You are not photographing things that are 'warm'.
If you are not using a red or deep red filter, the things that reflect near IR will will have a fuzzy glow to them.


Alfred SFX has sensitivity out to 740nm (compared to about 650nm for most other black and white films). (data sheet - always a good read)

enter image description here

As we humans can't see in this range (our vision starts to become much less sensitive in the 650nm+ range) we have to guess based on what we know of IR sources and reflectivity.

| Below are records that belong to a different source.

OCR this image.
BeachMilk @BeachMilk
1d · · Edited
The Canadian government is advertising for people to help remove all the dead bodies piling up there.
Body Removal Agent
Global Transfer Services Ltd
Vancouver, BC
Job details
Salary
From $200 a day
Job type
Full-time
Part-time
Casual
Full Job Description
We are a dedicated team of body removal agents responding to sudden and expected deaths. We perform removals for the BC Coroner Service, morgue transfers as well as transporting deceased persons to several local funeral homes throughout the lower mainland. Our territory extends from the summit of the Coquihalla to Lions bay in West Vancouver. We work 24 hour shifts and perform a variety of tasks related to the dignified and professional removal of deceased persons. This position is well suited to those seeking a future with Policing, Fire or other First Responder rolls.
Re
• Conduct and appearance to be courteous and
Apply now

Living foliage tends to be highly reflective in IR. The clear blue sky is rather dark in IR. Clouds, are very reflective. And so on. This comes with experience in using the film and looking at other photographs and working backwards.

If you shoot without a filter, some of the image will be blurry. As IR light and regular light focus to different points, you just won't be able to focus for both at the same time.

You may wish to consider using a red to deep red filter which will increase the relative light in the infrared end and allow you to get a sharper image (focusing for red and IR rather than greens and blue). If you have a manual focus lens, look for the symbol on the focus for the IR adjust.

enter image description here

In this case, the camera is focused at just past 30 meters. To adjust for IR, move the red dot to the spot where the red line is currently. One could also stop down to about f/16 and hope for the depth of field being sufficient, though this may lead to some rather long exposures when combined with the filter factor for a deep red.